Lie outrageously to create and sustain conspiracy theory cults
Trump does not believe in dog whistling. He creates fear psychosis through direct, extreme lies. His strategy to feed fear and conspiracy is to tell lies so jarring that they triggers a sense of safety first in the viewership, which may not find evidence for Trump’s words but won’t take chances when the stakes have been so violently raised.  

He biggest lie—about the 2020 election being stolen—triggered a fatal riot. It has spawned an enduring conspiracy theory. He made the viewership feel the rotten establishment (he did this as the incumbent) has worked levers where it couldn’t see and subverted the democratic process, where in fact the viewership was being precisely goaded into carrying out the subversion. 

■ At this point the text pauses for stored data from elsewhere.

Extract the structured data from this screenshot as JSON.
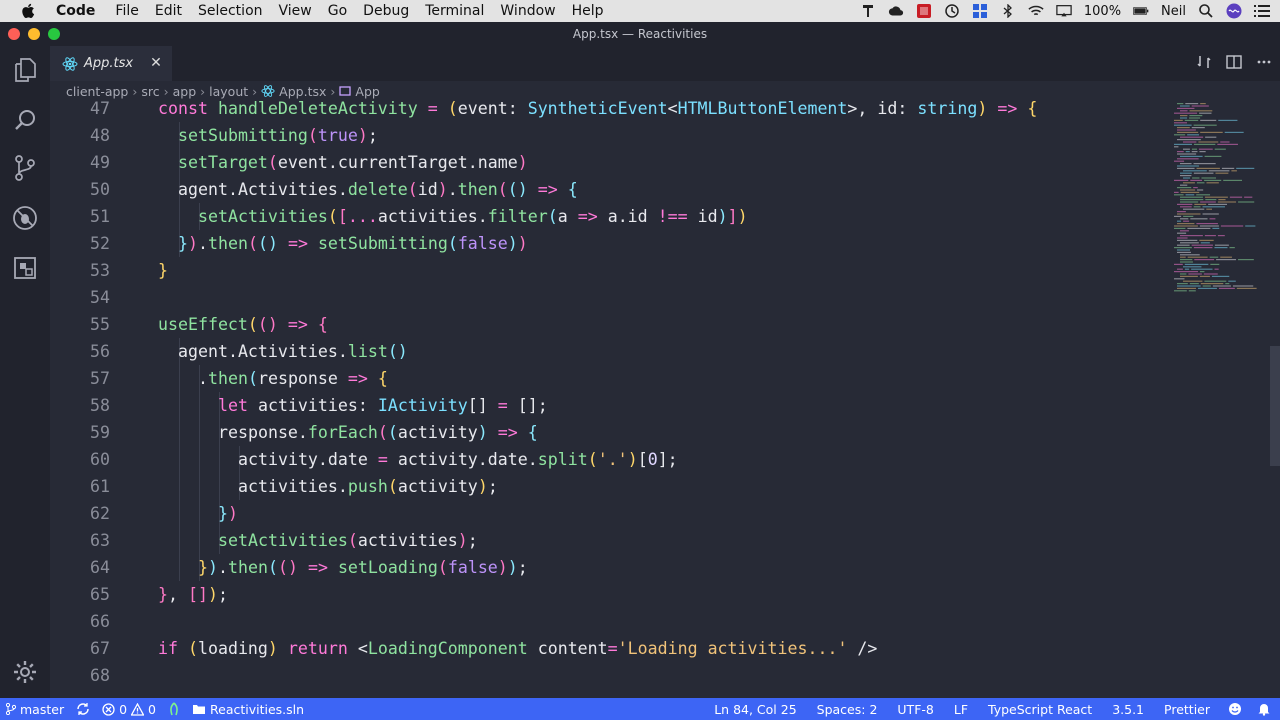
{
  "menubar": {
    "app_name": "Code",
    "items": [
      "File",
      "Edit",
      "Selection",
      "View",
      "Go",
      "Debug",
      "Terminal",
      "Window",
      "Help"
    ],
    "battery": "100%",
    "user": "Neil"
  },
  "window": {
    "title": "App.tsx — Reactivities"
  },
  "tabs": [
    {
      "label": "App.tsx",
      "close": "✕"
    }
  ],
  "breadcrumb": [
    "client-app",
    "src",
    "app",
    "layout",
    "App.tsx",
    "App"
  ],
  "editor": {
    "lines": [
      {
        "n": "47",
        "indent": 1,
        "code": [
          [
            "k",
            "const "
          ],
          [
            "f",
            "handleDeleteActivity"
          ],
          [
            "punc",
            " "
          ],
          [
            "op",
            "="
          ],
          [
            "punc",
            " "
          ],
          [
            "p",
            "("
          ],
          [
            "v",
            "event"
          ],
          [
            "punc",
            ": "
          ],
          [
            "t",
            "SyntheticEvent"
          ],
          [
            "punc",
            "<"
          ],
          [
            "t",
            "HTMLButtonElement"
          ],
          [
            "punc",
            ">, "
          ],
          [
            "v",
            "id"
          ],
          [
            "punc",
            ": "
          ],
          [
            "t",
            "string"
          ],
          [
            "p",
            ")"
          ],
          [
            "punc",
            " "
          ],
          [
            "op",
            "=>"
          ],
          [
            "punc",
            " "
          ],
          [
            "p",
            "{"
          ]
        ]
      },
      {
        "n": "48",
        "indent": 2,
        "code": [
          [
            "f",
            "setSubmitting"
          ],
          [
            "b2",
            "("
          ],
          [
            "bool",
            "true"
          ],
          [
            "b2",
            ")"
          ],
          [
            "punc",
            ";"
          ]
        ]
      },
      {
        "n": "49",
        "indent": 2,
        "code": [
          [
            "f",
            "setTarget"
          ],
          [
            "b2",
            "("
          ],
          [
            "v",
            "event.currentTarget.name"
          ],
          [
            "b2",
            ")"
          ]
        ]
      },
      {
        "n": "50",
        "indent": 2,
        "code": [
          [
            "v",
            "agent.Activities."
          ],
          [
            "f",
            "delete"
          ],
          [
            "b2",
            "("
          ],
          [
            "v",
            "id"
          ],
          [
            "b2",
            ")"
          ],
          [
            "punc",
            "."
          ],
          [
            "f",
            "then"
          ],
          [
            "b2",
            "("
          ],
          [
            "b3",
            "()"
          ],
          [
            "punc",
            " "
          ],
          [
            "op",
            "=>"
          ],
          [
            "punc",
            " "
          ],
          [
            "b3",
            "{"
          ]
        ]
      },
      {
        "n": "51",
        "indent": 3,
        "code": [
          [
            "f",
            "setActivities"
          ],
          [
            "p",
            "("
          ],
          [
            "b2",
            "["
          ],
          [
            "op",
            "..."
          ],
          [
            "v",
            "activities."
          ],
          [
            "f",
            "filter"
          ],
          [
            "b3",
            "("
          ],
          [
            "v",
            "a"
          ],
          [
            "punc",
            " "
          ],
          [
            "op",
            "=>"
          ],
          [
            "punc",
            " "
          ],
          [
            "v",
            "a.id"
          ],
          [
            "punc",
            " "
          ],
          [
            "op",
            "!=="
          ],
          [
            "punc",
            " "
          ],
          [
            "v",
            "id"
          ],
          [
            "b3",
            ")"
          ],
          [
            "b2",
            "]"
          ],
          [
            "p",
            ")"
          ]
        ]
      },
      {
        "n": "52",
        "indent": 2,
        "code": [
          [
            "b3",
            "}"
          ],
          [
            "b2",
            ")"
          ],
          [
            "punc",
            "."
          ],
          [
            "f",
            "then"
          ],
          [
            "b2",
            "("
          ],
          [
            "b3",
            "()"
          ],
          [
            "punc",
            " "
          ],
          [
            "op",
            "=>"
          ],
          [
            "punc",
            " "
          ],
          [
            "f",
            "setSubmitting"
          ],
          [
            "b3",
            "("
          ],
          [
            "bool",
            "false"
          ],
          [
            "b3",
            ")"
          ],
          [
            "b2",
            ")"
          ]
        ]
      },
      {
        "n": "53",
        "indent": 1,
        "code": [
          [
            "p",
            "}"
          ]
        ]
      },
      {
        "n": "54",
        "indent": 0,
        "code": []
      },
      {
        "n": "55",
        "indent": 1,
        "code": [
          [
            "f",
            "useEffect"
          ],
          [
            "p",
            "("
          ],
          [
            "b2",
            "()"
          ],
          [
            "punc",
            " "
          ],
          [
            "op",
            "=>"
          ],
          [
            "punc",
            " "
          ],
          [
            "b2",
            "{"
          ]
        ]
      },
      {
        "n": "56",
        "indent": 2,
        "code": [
          [
            "v",
            "agent.Activities."
          ],
          [
            "f",
            "list"
          ],
          [
            "b3",
            "()"
          ]
        ]
      },
      {
        "n": "57",
        "indent": 3,
        "code": [
          [
            "punc",
            "."
          ],
          [
            "f",
            "then"
          ],
          [
            "b3",
            "("
          ],
          [
            "v",
            "response"
          ],
          [
            "punc",
            " "
          ],
          [
            "op",
            "=>"
          ],
          [
            "punc",
            " "
          ],
          [
            "p",
            "{"
          ]
        ]
      },
      {
        "n": "58",
        "indent": 4,
        "code": [
          [
            "k",
            "let "
          ],
          [
            "v",
            "activities"
          ],
          [
            "punc",
            ": "
          ],
          [
            "t",
            "IActivity"
          ],
          [
            "punc",
            "[] "
          ],
          [
            "op",
            "="
          ],
          [
            "punc",
            " [];"
          ]
        ]
      },
      {
        "n": "59",
        "indent": 4,
        "code": [
          [
            "v",
            "response."
          ],
          [
            "f",
            "forEach"
          ],
          [
            "b2",
            "("
          ],
          [
            "b3",
            "("
          ],
          [
            "v",
            "activity"
          ],
          [
            "b3",
            ")"
          ],
          [
            "punc",
            " "
          ],
          [
            "op",
            "=>"
          ],
          [
            "punc",
            " "
          ],
          [
            "b3",
            "{"
          ]
        ]
      },
      {
        "n": "60",
        "indent": 5,
        "code": [
          [
            "v",
            "activity.date"
          ],
          [
            "punc",
            " "
          ],
          [
            "op",
            "="
          ],
          [
            "punc",
            " "
          ],
          [
            "v",
            "activity.date."
          ],
          [
            "f",
            "split"
          ],
          [
            "p",
            "("
          ],
          [
            "s",
            "'.'"
          ],
          [
            "p",
            ")"
          ],
          [
            "punc",
            "["
          ],
          [
            "num",
            "0"
          ],
          [
            "punc",
            "];"
          ]
        ]
      },
      {
        "n": "61",
        "indent": 5,
        "code": [
          [
            "v",
            "activities."
          ],
          [
            "f",
            "push"
          ],
          [
            "p",
            "("
          ],
          [
            "v",
            "activity"
          ],
          [
            "p",
            ")"
          ],
          [
            "punc",
            ";"
          ]
        ]
      },
      {
        "n": "62",
        "indent": 4,
        "code": [
          [
            "b3",
            "}"
          ],
          [
            "b2",
            ")"
          ]
        ]
      },
      {
        "n": "63",
        "indent": 4,
        "code": [
          [
            "f",
            "setActivities"
          ],
          [
            "b2",
            "("
          ],
          [
            "v",
            "activities"
          ],
          [
            "b2",
            ")"
          ],
          [
            "punc",
            ";"
          ]
        ]
      },
      {
        "n": "64",
        "indent": 3,
        "code": [
          [
            "p",
            "}"
          ],
          [
            "b3",
            ")"
          ],
          [
            "punc",
            "."
          ],
          [
            "f",
            "then"
          ],
          [
            "b3",
            "("
          ],
          [
            "b2",
            "()"
          ],
          [
            "punc",
            " "
          ],
          [
            "op",
            "=>"
          ],
          [
            "punc",
            " "
          ],
          [
            "f",
            "setLoading"
          ],
          [
            "b2",
            "("
          ],
          [
            "bool",
            "false"
          ],
          [
            "b2",
            ")"
          ],
          [
            "b3",
            ")"
          ],
          [
            "punc",
            ";"
          ]
        ]
      },
      {
        "n": "65",
        "indent": 1,
        "code": [
          [
            "b2",
            "}"
          ],
          [
            "punc",
            ", "
          ],
          [
            "b2",
            "[]"
          ],
          [
            "p",
            ")"
          ],
          [
            "punc",
            ";"
          ]
        ]
      },
      {
        "n": "66",
        "indent": 0,
        "code": []
      },
      {
        "n": "67",
        "indent": 1,
        "code": [
          [
            "k",
            "if "
          ],
          [
            "p",
            "("
          ],
          [
            "v",
            "loading"
          ],
          [
            "p",
            ")"
          ],
          [
            "punc",
            " "
          ],
          [
            "k",
            "return "
          ],
          [
            "punc",
            "<"
          ],
          [
            "tag",
            "LoadingComponent"
          ],
          [
            "punc",
            " "
          ],
          [
            "v",
            "content"
          ],
          [
            "op",
            "="
          ],
          [
            "s",
            "'Loading activities...'"
          ],
          [
            "punc",
            " />"
          ]
        ]
      },
      {
        "n": "68",
        "indent": 0,
        "code": []
      }
    ]
  },
  "statusbar": {
    "branch": "master",
    "errors": "0",
    "warnings": "0",
    "solution": "Reactivities.sln",
    "position": "Ln 84, Col 25",
    "spaces": "Spaces: 2",
    "encoding": "UTF-8",
    "eol": "LF",
    "language": "TypeScript React",
    "ts_version": "3.5.1",
    "formatter": "Prettier"
  }
}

With claims like America is getting ‘raped’ by its allies and foreign companies, migrants are eating the cats, schools are performing sex altering surgeries on children without informing parents, Trump gives life to far right conspiracy cults, which work best for Trump since conspiracy theories do not require solid evidence.

In MAGA’s messaging, society is under a multi-pronged attack. If a viewer is conservative, Christian or white, there is a catalogue of inflammatory lies to believe, which will pit them opposite migrants, liberals, the media, communists, the LGBTQ community and other nationalities, races and religions. 

If needed, speak the unspeakable truth
In two instances, Trump has been remarkably truthful. He has invoked certain American realities that both republicans and democrats would avoid. Both times, he has done it to defend himself.

  • ‘I think we’ve had plenty of killers too’

In US politics, there is no bipartisan political trope more accepted than ‘Putin is a killer’. When pressed by former Fox News host Bill O’ Reilly to concur with that sentiment, Trump, refusing to take an anti-Putin stance, said, ‘There are a lot of killers… do you think our country is so innocent?’     

He did not specify what he was referring to. It is up to the viewership to decide whether he means the erasure of natives, slavery or innumerable, calamitous foreign interventions.  Only Donald Trump—not dyed in the establishment wool—can feel, accurately, that this is zero cost political behaviour.

  • ‘They’re paying us $400 billion plus’

Journalist Jamal Kashoggi was brutally killed in the Saudi embassy in Istanbul, with speculation leading to Saudi Crown Prince Mohammad bin Salman. Thereafter, when asked whether a massive arms deal with Saudi Arabia was compatible with US’ stance on human rights, Trump spoke the unvarnished truth: ‘This is about America First. They’re paying us $400 billion plus.’   

‘I’m not like a fool that says we don’t want to do business with them… If they don’t do business with us… they’ll do business with the Russians or with the Chinese.’

He embodied the US realpolitik—the core, industrial reality—which all US presidents do. Alongside it, he also vocalised how it is acceptable for that reality to dwarf moral considerations, which no US president does. He implied that the deal is the deal; America First is a financial maxim.        

The world’s most prolific public liar occasionally finds refuge in the other extreme.  

Conclusion
Establishment politics is becoming junior partner to the institution of the political gimmick. Falling for watchability—consuming participatory politics rather than critically living it—has caused a large section of the US public to embrace MAGA, which provides comfort, spectacle and an outlet to channel inner regressions.   

Trump is the logical conclusion of a broader American trajectory—its self image as an ideological tribute to muscularity, wealth accumulation and reptilian competition. His politics manipulated the public’s accrued disenchantment with the effect of that ideology: a corporate-friendly plateauing of governance.

The bipartisan establishment made voters feel that politics does not view them as the public. This, in turn, primed them to subject politics to a viewership.